Research by the Institute for Security Studies in 2019 shows that at least two people die as a result of mob violence or vigilante group attacks per day. But even this number might not be accurate because comprehensive statistics on cases of mob justice are not readily available. Furthermore, while over 1,000 murders reported to the SAPS are linked to mob justice, motives for other murders are not always known, and could also be part of the mob justice statistic. Regardless of availability or lack thereof, of accurate data, it is undeniable that cases of mob justice are on the increase in South Africa.
The increase in cases of mob justice is directly linked to not only the increase in crime, but the persistently low levels of successful prosecution of criminal cases, particularly sexual crimes.
According to a study by Dee Smythe, a professor in the Department of Public Law at the University of Cape Town, our country has one of the lowest conviction rates for sexual crimes. About 150 women report being raped to the police in South Africa daily. Fewer than 30 of the cases will be prosecuted, and no more than 10 will result in a conviction. That is an overall conviction rate of 4% to 8% reported cases.
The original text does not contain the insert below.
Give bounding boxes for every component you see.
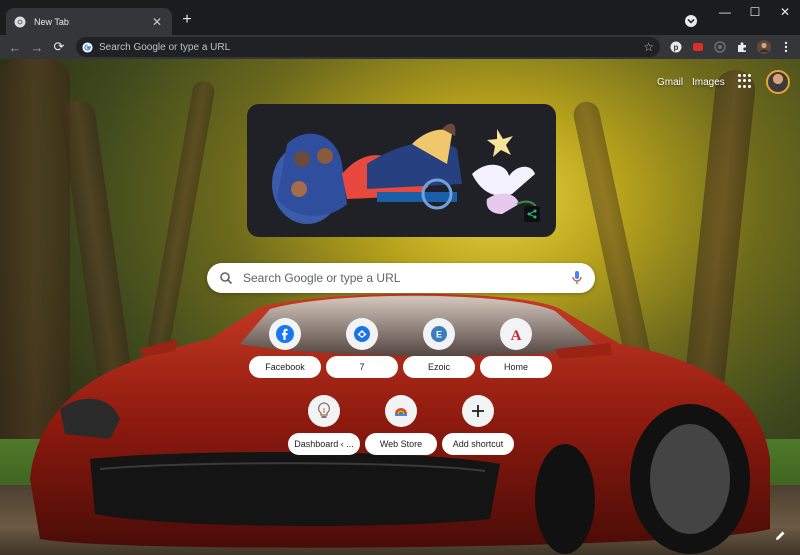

Other crimes also have low conviction rates. According to the 2019 annual report of the National Prosecuting Authority (NPA), prosecution rates for serious offenses have been as low as 2%. And more worryingly, there is a sustained decrease in the number of cases that are being referred to the NPA for prosecution. This means that most cases of serious crimes fall apart at the point of investigation due to numerous factors including insufficient resources available to the law enforcement, police corruption and unwillingness to cooperate on the part of witnesses. This much has been admitted by the police minister, who lamented the involvement of police officers in serious crimes, as well as the necessity to capacitate law enforcement agencies. The lack of cooperation by witnesses is a direct result of the failures of law enforcement and the criminal justice system as perpetrators of crime are given short sentences or not convicted at all, posing a threat to those who might have testified against them.
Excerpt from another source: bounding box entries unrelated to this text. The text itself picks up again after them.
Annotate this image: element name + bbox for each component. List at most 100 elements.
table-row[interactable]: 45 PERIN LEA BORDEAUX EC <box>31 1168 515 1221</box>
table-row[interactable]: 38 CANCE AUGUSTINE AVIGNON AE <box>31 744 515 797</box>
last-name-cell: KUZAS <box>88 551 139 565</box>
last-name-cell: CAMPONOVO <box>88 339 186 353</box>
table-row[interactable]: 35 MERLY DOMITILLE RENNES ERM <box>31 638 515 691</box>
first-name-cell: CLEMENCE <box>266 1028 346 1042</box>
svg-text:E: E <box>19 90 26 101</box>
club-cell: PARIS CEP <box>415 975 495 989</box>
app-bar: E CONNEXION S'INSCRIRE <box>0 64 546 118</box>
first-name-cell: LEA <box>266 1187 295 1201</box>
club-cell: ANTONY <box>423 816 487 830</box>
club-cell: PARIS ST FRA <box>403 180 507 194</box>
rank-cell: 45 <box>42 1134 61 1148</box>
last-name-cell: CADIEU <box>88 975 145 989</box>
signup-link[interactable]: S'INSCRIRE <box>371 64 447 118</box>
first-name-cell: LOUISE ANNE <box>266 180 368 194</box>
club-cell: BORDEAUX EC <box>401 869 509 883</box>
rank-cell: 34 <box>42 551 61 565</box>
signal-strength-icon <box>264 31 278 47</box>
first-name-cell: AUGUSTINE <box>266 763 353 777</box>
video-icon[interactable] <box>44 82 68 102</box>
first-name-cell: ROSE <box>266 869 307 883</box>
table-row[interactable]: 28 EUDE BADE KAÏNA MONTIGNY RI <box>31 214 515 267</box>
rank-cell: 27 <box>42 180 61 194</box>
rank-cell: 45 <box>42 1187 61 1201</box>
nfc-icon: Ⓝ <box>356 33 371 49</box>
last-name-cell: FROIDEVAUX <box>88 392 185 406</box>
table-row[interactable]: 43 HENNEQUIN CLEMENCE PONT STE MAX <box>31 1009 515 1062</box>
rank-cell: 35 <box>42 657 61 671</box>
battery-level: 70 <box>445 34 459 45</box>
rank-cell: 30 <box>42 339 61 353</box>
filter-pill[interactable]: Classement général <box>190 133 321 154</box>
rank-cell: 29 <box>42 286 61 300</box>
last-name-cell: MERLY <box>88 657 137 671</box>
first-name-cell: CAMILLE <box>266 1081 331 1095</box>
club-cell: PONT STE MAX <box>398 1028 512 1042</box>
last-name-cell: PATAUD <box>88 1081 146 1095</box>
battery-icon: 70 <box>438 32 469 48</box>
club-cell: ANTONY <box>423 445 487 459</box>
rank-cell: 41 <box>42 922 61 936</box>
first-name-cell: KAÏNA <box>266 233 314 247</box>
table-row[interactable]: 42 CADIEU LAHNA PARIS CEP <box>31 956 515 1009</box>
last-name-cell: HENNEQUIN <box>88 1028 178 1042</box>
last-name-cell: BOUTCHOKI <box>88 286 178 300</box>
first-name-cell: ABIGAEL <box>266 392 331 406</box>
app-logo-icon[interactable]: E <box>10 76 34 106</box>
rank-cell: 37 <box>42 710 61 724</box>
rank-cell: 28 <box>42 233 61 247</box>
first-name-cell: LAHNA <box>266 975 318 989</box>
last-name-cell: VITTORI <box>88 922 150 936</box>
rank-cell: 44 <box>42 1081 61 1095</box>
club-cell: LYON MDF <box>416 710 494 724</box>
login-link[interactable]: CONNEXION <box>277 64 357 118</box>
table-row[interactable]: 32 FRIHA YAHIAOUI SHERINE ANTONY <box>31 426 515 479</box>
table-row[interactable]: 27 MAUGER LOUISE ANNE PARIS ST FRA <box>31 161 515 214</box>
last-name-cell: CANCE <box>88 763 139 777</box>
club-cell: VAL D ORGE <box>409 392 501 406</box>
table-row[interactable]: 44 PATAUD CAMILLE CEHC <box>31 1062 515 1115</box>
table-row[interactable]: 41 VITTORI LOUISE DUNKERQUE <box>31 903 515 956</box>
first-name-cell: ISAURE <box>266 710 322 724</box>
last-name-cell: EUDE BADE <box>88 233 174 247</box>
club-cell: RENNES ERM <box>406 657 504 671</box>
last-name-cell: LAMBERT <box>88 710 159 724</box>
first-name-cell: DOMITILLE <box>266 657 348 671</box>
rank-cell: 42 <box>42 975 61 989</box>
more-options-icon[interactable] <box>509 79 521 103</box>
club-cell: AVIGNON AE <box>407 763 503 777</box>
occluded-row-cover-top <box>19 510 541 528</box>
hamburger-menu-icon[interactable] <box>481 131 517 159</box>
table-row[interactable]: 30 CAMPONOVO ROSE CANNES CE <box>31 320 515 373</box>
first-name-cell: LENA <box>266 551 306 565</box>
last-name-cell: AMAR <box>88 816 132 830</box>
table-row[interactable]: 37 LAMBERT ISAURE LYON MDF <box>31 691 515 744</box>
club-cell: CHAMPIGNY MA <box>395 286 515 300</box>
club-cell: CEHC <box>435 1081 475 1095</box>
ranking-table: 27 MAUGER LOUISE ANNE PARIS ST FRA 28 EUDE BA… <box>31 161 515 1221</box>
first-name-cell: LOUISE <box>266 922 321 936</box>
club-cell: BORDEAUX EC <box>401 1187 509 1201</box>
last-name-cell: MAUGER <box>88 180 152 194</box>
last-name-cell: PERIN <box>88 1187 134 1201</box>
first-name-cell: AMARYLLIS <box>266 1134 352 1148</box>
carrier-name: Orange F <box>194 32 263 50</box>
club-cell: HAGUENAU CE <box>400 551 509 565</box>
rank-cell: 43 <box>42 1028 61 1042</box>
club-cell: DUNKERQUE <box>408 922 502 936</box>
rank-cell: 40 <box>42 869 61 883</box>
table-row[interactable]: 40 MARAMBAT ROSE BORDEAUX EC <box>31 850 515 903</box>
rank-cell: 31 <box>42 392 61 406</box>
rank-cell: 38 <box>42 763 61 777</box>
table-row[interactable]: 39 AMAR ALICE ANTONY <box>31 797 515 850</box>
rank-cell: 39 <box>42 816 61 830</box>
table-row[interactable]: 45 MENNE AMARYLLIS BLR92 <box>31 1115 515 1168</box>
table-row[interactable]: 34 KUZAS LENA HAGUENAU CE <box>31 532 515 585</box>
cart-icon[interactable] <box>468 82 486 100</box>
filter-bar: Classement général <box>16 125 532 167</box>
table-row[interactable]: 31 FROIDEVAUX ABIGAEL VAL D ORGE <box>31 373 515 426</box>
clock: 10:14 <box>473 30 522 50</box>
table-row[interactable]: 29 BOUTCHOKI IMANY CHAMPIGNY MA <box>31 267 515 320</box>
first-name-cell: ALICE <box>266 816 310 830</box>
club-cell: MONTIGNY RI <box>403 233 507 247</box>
The failures of law enforcement are the heart of mob justice. For example, in the Vaalbank case, one of the people who was stoned to death was a 53-year-old man who had initially been arrested by the police and then later released due to insufficient evidence. However, members of the community later found the remains of the little girl in the man’s pit toilet, resulting in him and two of his associates being stoned to death. Had the police thoroughly investigated when the man was initially arrested, all three people would still be alive. And this is the case with many cases of mob justice, where communities usually begin by reporting cases to the police and ward councillors multiple times before ultimately taking the law into their own hands.
The effects of mob justice on communities are devastating. Not only does violence beget violence, but those who participate and witness the mob attacks are traumatised. At times, children participate in the violent attacks, resulting in them being scarred for life. One of the residents of Zandspruit who witnessed the horrific multiple murders of suspected criminals two years ago, stated that she started suffering from post-traumatic stress disorder (PTSD) after the said incident that shocked the country. Having witnessed a young man being beaten to within an inch of his life and then doused with petrol after a tyre was placed around his neck.
I know too well the nightmares that haunt those who have the misfortune of watching a mob mete out is version of punishment and justice. It’s unimaginable trauma to which no-one must be condemned. But unless there is improvement in policing, better prosecution and an increase in conviction rates for serious crimes, this trauma will continue to permeate the atmosphere like coiling miasma. And more people will die.